Yes—what you’re seeing is common at this scale. There isn’t an official “2M hard limit,” but very large sequential resultOffset paging gets progressively slower and can start failing (timeouts/“invalid query”) because the service still has to scan/skip more rows as the offset grows, and AGOL also enforces fair-use throttling under sustained high-volume pulls.

What works better (more stable patterns):

Stop using deep offsets. Page by ObjectID instead.

First get OID stats: returnIdsOnly=true (or returnCountOnly=true + orderByFields=OBJECTID).

Then query in chunks like: where=OBJECTID > x AND OBJECTID <= y with orderByFields=OBJECTID and resultRecordCount=2000.

This avoids the “skip N rows” penalty that kills performance after a couple million.

Use asynchronous extract instead of raw query when you can.

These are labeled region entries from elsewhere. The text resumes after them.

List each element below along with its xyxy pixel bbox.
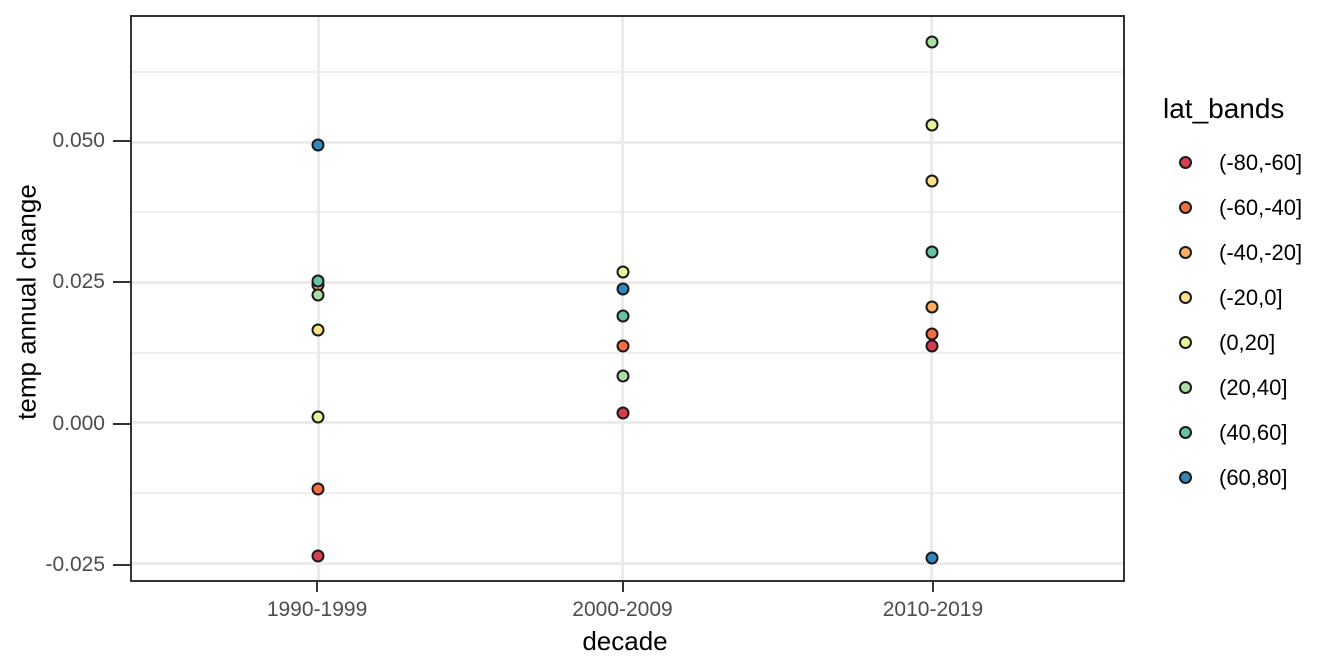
minor-gridline bbox=[132, 491, 1123, 494]
data-point bbox=[925, 35, 939, 49]
data-point bbox=[311, 138, 325, 152]
x-tick-label: 1990-1999 bbox=[266, 598, 368, 621]
category-gridline bbox=[621, 17, 625, 580]
data-point bbox=[925, 118, 939, 132]
legend-key-dot bbox=[1179, 471, 1192, 484]
data-point bbox=[311, 549, 325, 563]
y-tick-mark bbox=[113, 281, 130, 284]
major-gridline bbox=[132, 421, 1123, 425]
x-tick-mark bbox=[621, 582, 624, 592]
y-tick-mark bbox=[113, 422, 130, 425]
data-point bbox=[925, 174, 939, 188]
legend-key-dot bbox=[1179, 246, 1192, 259]
data-point bbox=[925, 551, 939, 565]
data-point bbox=[311, 323, 325, 337]
y-tick-label: 0.000 bbox=[52, 411, 105, 435]
major-gridline bbox=[132, 561, 1123, 565]
legend-key-dot bbox=[1179, 381, 1192, 394]
y-tick-mark bbox=[113, 564, 130, 567]
legend-item: (-20,0] bbox=[1163, 275, 1302, 320]
legend-item: (20,40] bbox=[1163, 365, 1302, 410]
legend-item: (60,80] bbox=[1163, 455, 1302, 500]
legend-items: (-80,-60] (-60,-40] (-40,-20] (-20,0] (0,20]… bbox=[1163, 140, 1302, 500]
data-point bbox=[925, 245, 939, 259]
data-point bbox=[616, 369, 630, 383]
category-gridline bbox=[930, 17, 934, 580]
data-point bbox=[925, 327, 939, 341]
legend-item-label: (20,40] bbox=[1219, 374, 1288, 400]
x-axis-title: decade bbox=[582, 626, 668, 656]
legend-item-label: (60,80] bbox=[1219, 464, 1288, 490]
data-point bbox=[616, 309, 630, 323]
legend-item-label: (-80,-60] bbox=[1219, 149, 1303, 175]
y-tick-label: -0.025 bbox=[45, 553, 105, 577]
data-point bbox=[311, 274, 325, 288]
legend-item-label: (-20,0] bbox=[1219, 284, 1283, 310]
legend-item: (-80,-60] bbox=[1163, 140, 1302, 185]
data-point bbox=[616, 265, 630, 279]
major-gridline bbox=[132, 281, 1123, 284]
minor-gridline bbox=[132, 351, 1123, 354]
legend-item: (0,20] bbox=[1163, 320, 1302, 365]
x-tick-label: 2000-2009 bbox=[572, 598, 673, 621]
legend-key-dot bbox=[1179, 426, 1192, 439]
legend-item-label: (40,60] bbox=[1219, 419, 1288, 445]
legend-title: lat_bands bbox=[1163, 93, 1285, 124]
major-gridline bbox=[132, 140, 1123, 144]
legend: lat_bands (-80,-60] (-60,-40] (-40,-20] (-2… bbox=[1163, 93, 1302, 500]
x-tick-mark bbox=[316, 582, 319, 592]
legend-key-dot bbox=[1179, 201, 1192, 214]
legend-key-dot bbox=[1179, 156, 1192, 169]
x-tick-label: 2010-2019 bbox=[882, 598, 984, 621]
legend-item: (40,60] bbox=[1163, 410, 1302, 455]
plot-panel bbox=[130, 15, 1125, 582]
legend-key-dot bbox=[1179, 291, 1192, 304]
y-axis-title: temp annual change bbox=[11, 184, 42, 420]
data-point bbox=[311, 410, 325, 424]
data-point bbox=[616, 339, 630, 353]
legend-item-label: (-60,-40] bbox=[1219, 194, 1303, 220]
legend-item: (-60,-40] bbox=[1163, 185, 1302, 230]
data-point bbox=[311, 288, 325, 302]
y-tick-label: 0.025 bbox=[52, 270, 105, 294]
x-tick-mark bbox=[931, 582, 934, 592]
minor-gridline bbox=[132, 211, 1123, 214]
data-point bbox=[925, 300, 939, 314]
y-tick-mark bbox=[113, 140, 130, 143]
minor-gridline bbox=[132, 71, 1123, 73]
y-tick-label: 0.050 bbox=[52, 129, 105, 153]
legend-item-label: (0,20] bbox=[1219, 329, 1276, 355]
legend-key-dot bbox=[1179, 336, 1192, 349]
legend-item: (-40,-20] bbox=[1163, 230, 1302, 275]
data-point bbox=[311, 482, 325, 496]
data-point bbox=[925, 339, 939, 353]
data-point bbox=[616, 406, 630, 420]
legend-item-label: (-40,-20] bbox=[1219, 239, 1303, 265]
data-point bbox=[616, 282, 630, 296]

Prefer Extract Data / Create Replica (sync/replica workflow) for big exports—those are designed for bulk movement and tend to be more resilient than millions of /query calls.

Parallelize carefully (only if needed).

If you parallelize, split by OID ranges (or time slices) and keep concurrency modest (e.g., 3–8 workers). Too much parallelism will trip throttling faster.

Tune for reliability.

Use POST (not GET) for long params, set timeouts/retries with backoff, and request only needed fields (outFields) + returnGeometry=false unless required.